Dengan terpuruknya perekonomian, tentu akan ada kekhawatiran datangnya badai krisis ekonomi. Dampak dari badai krisis ekonomi sangatlah mengerikan, bukan hanya pertumbuhan ekonomi saja yang terpuruk, tapi juga tumbangnya sektor produksi yang akan memukul sektor ketenagakerjaan. Ditambah dengan kondisi daya beli masyarakat yang terjun bebas, krisis ekonomi dapat memicu terganggunya stabilitas nasional.
Indonesia pernah mengalami krisis, bukan hanya sekali, bahkan beberapa kali. Sejarah mencatat Indonesia memiliki salah satu industri nasional yang memiliki ketahanan terhadap krisis, yaitu Industri Kretek.
Mengapa industri kretek bisa tahan terhadap krisis? Secara teoretik, industri dengan muatan impor (import content) tinggi akan mengalami guncangan sangat keras pada saat terjadi guncangan ekonomi global. Sebaliknya, industri dengan basis material dalam negeri seperti kretek akan cenderung aman dari guncangan.

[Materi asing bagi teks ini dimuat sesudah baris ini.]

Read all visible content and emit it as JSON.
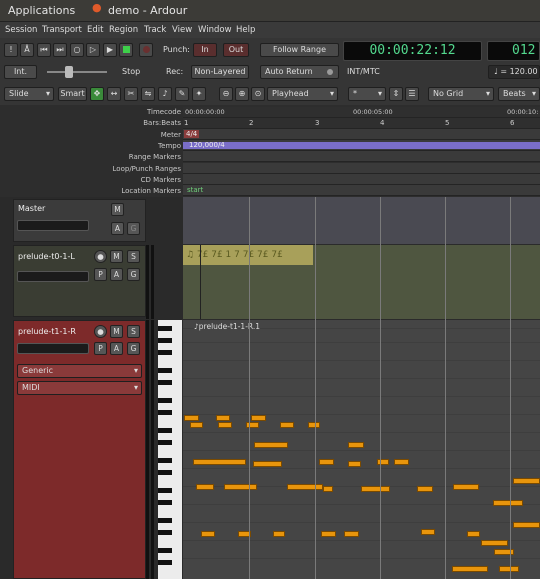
{
  "topbar": {
    "apps": "Applications",
    "title": "demo - Ardour"
  },
  "menu": [
    "Session",
    "Transport",
    "Edit",
    "Region",
    "Track",
    "View",
    "Window",
    "Help"
  ],
  "transport": {
    "punch_label": "Punch:",
    "in_label": "In",
    "out_label": "Out",
    "follow_range": "Follow Range",
    "auto_return": "Auto Return",
    "rec_label": "Rec:",
    "non_layered": "Non-Layered",
    "int_label": "Int.",
    "stop_label": "Stop",
    "clock_primary": "00:00:22:12",
    "clock_secondary": "012",
    "int_mtc": "INT/MTC",
    "tempo_readout": "♩ = 120.00"
  },
  "edit_toolbar": {
    "mode": "Slide",
    "smart": "Smart",
    "playhead": "Playhead",
    "snap": "*",
    "grid": "No Grid",
    "beats": "Beats"
  },
  "rulers": {
    "labels": [
      "Timecode",
      "Bars:Beats",
      "Meter",
      "Tempo",
      "Range Markers",
      "Loop/Punch Ranges",
      "CD Markers",
      "Location Markers"
    ],
    "timecode_ticks": [
      "00:00:00:00",
      "00:00:05:00",
      "00:00:10:"
    ],
    "bar_ticks": [
      "1",
      "2",
      "3",
      "4",
      "5",
      "6"
    ],
    "meter_value": "4/4",
    "tempo_value": "120,000/4",
    "location_start": "start"
  },
  "tracks": [
    {
      "name": "Master",
      "buttons": [
        "M",
        "A",
        "G"
      ]
    },
    {
      "name": "prelude-t0-1-L",
      "buttons": [
        "M",
        "S",
        "P",
        "A",
        "G"
      ]
    },
    {
      "name": "prelude-t1-1-R",
      "buttons": [
        "M",
        "S",
        "P",
        "A",
        "G"
      ],
      "plugin": "Generic",
      "input": "MIDI",
      "region_name": "♪prelude-t1-1-R.1"
    }
  ],
  "colors": {
    "track_selected": "#7d2a2a",
    "note": "#e8950c",
    "clock": "#53d98e",
    "tempo_bar": "#7a6ec8"
  }
}
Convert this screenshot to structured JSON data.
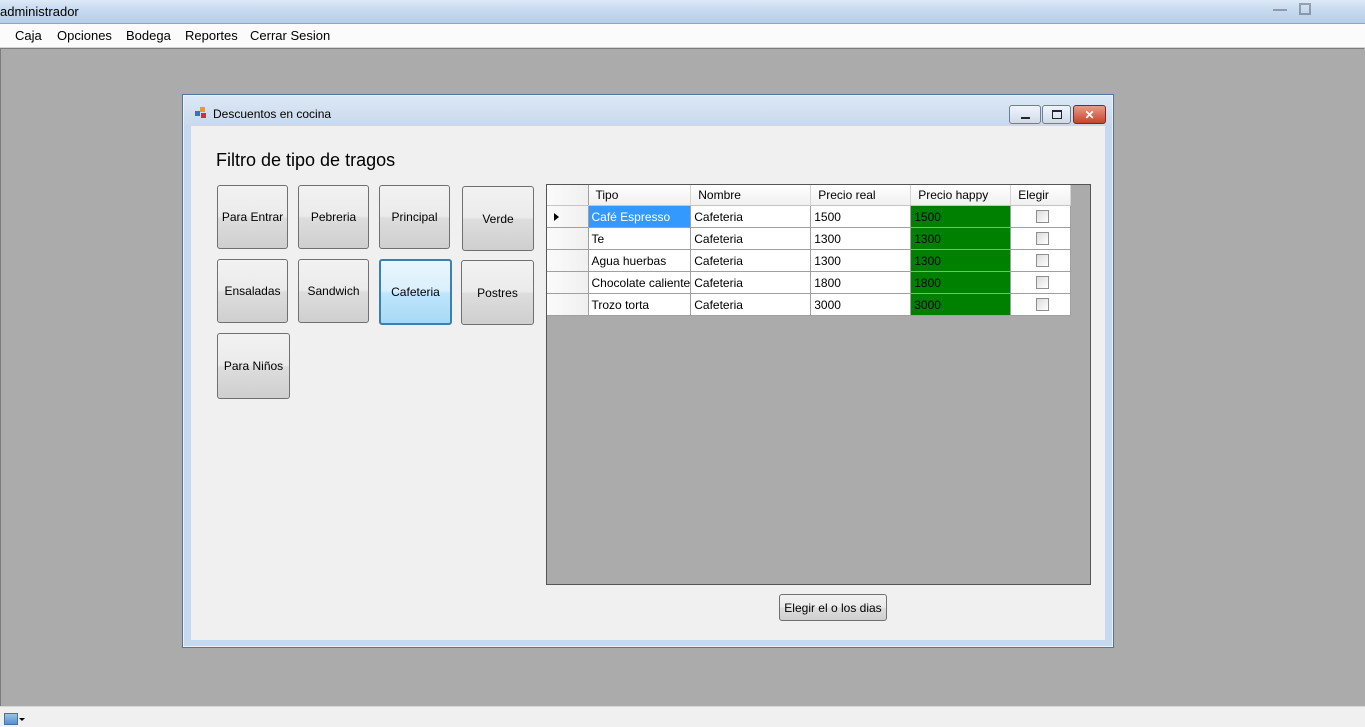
{
  "window": {
    "title": "administrador"
  },
  "menu": {
    "items": [
      "Caja",
      "Opciones",
      "Bodega",
      "Reportes",
      "Cerrar Sesion"
    ]
  },
  "dialog": {
    "title": "Descuentos en cocina",
    "controls": {
      "minimize": "minimize",
      "maximize": "maximize",
      "close": "✕"
    }
  },
  "filter": {
    "heading": "Filtro de tipo de tragos",
    "categories": [
      "Para Entrar",
      "Pebreria",
      "Principal",
      "Verde",
      "Ensaladas",
      "Sandwich",
      "Cafeteria",
      "Postres",
      "Para Niños"
    ],
    "active": "Cafeteria"
  },
  "grid": {
    "columns": [
      "Tipo",
      "Nombre",
      "Precio real",
      "Precio happy",
      "Elegir"
    ],
    "rows": [
      {
        "tipo": "Café Espresso",
        "nombre": "Cafeteria",
        "precio_real": "1500",
        "precio_happy": "1500",
        "elegir": false
      },
      {
        "tipo": "Te",
        "nombre": "Cafeteria",
        "precio_real": "1300",
        "precio_happy": "1300",
        "elegir": false
      },
      {
        "tipo": "Agua huerbas",
        "nombre": "Cafeteria",
        "precio_real": "1300",
        "precio_happy": "1300",
        "elegir": false
      },
      {
        "tipo": "Chocolate caliente",
        "nombre": "Cafeteria",
        "precio_real": "1800",
        "precio_happy": "1800",
        "elegir": false
      },
      {
        "tipo": "Trozo torta",
        "nombre": "Cafeteria",
        "precio_real": "3000",
        "precio_happy": "3000",
        "elegir": false
      }
    ],
    "current_row": 0,
    "happy_color": "#008000",
    "selection_color": "#3399ff"
  },
  "actions": {
    "choose_days": "Elegir el o los dias"
  }
}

Berbeda dengan industri nasional lain yang juga kuat, katakanlah industri mi instan dan industri besi baja. Bahan baku industri mi instan (gandum) hampir seluruhnya impor. Begitu juga dengan bahan baku industri besi baja. Sementara industri kretek, meskipun ada muatan impor namun kecil sekali, hanya sekitar 4 persen saja. Muatan impor yang rendah dari keseluruhan bahan baku produksinya membuat industri kretek menjadi salah satu sektor perekonomian yang paling kuat bertahan dari terpaan krisis.
Dalam catatan Sumarno dan Kuncoro, pendapatan negara dari cukai rokok—yang mayoritasnya dibayarkan oleh industri kretek—justru meningkat, dari Rp 4,153 triliun di tahun 1996 menjadi Rp 4,792 triliun di tahun 1997 dan Rp 7,391 triliun di tahun 1998.
Tiga raksasa kretek pada waktu itu, yaitu Sampoerna, Gudang Garam, dan Djarum, juga tergolong sebagai 10 perusahaan Indonesia yang dikategorikan bekerja prima di antara 200 perusahaan terbaik di kawasan Asia tahun 1999 – 2000, versi majalah Far Eastern Economic Review (FEER).
Sementara, dalam catatan Tri Wibowo, selama masa krisis (1997 – 2002), rata-rata pertumbuhan jumlah perusahaan industri kretek naik sebesar 1,85 persen, di mana kenaikan terbesar terjadi di tahun 1998 sebesar 5,26 persen. Selama masa krisis itu pula, rata-rata pertumbuhan pekerja industri kretek meningkat sebesar 4,43 persen per tahun, di mana peningkatan terbesar terjadi di tahun 1998 sebesar 9,73 persen.
Krisis finansial Asia, atau di Indonesia lebih dikenal sebagai krisis moneter, telah menjadi ajang pembuktian ketangguhan industri kretek untuk yang kesekian kalinya. Industri kretek yang lahir di zaman kolonial sebelumnya juga telah melewati berbagai terpaan badai: Perang Dunia I, Depresi Besar tahun 1930-an, penjajahan Jepang (Perang Dunia II), Agresi Militer Belanda, masa penuh kekacauan negara baru, dan suksesi berdarah 1965 – 1966.
Melewati sekian cobaan itu, industri kretek tidak saja menunjukkan kemampuannya untuk bertahan. Ia bahkan semakin kuat, terutama setelah bahan baku mampu dicukupi oleh produksi dalam negeri. Para pelaku usaha rokok putih (rokok asing) tentu lebih bisa bercerita banyak soal itu.
Pada pengujung milenium kedua, lolos dari rangkaian badai dan krisis yang menerpanya, dapat disimpulkan bahwa memang tidak ada industri nasional yang berkarakter seperti industri kretek: seluruhnya modal dalam negeri, berproduksi di dalam negeri, sebagian besar bahan bakunya dari dalam negeri, dari hulu ke hilir melibatkan puluhan juta tenaga kerja di dalam negeri, mayoritas hasil produksinya dipasarkan di dalam negeri, dan menjadi raja di negeri sendiri dengan menguasai nyaris 90 persen pasar rokok. Karena itu, mempertimbangkan seluruh karakter tersebut, layak rasanya mendudukkan industri kretek di atas industri nasional lain.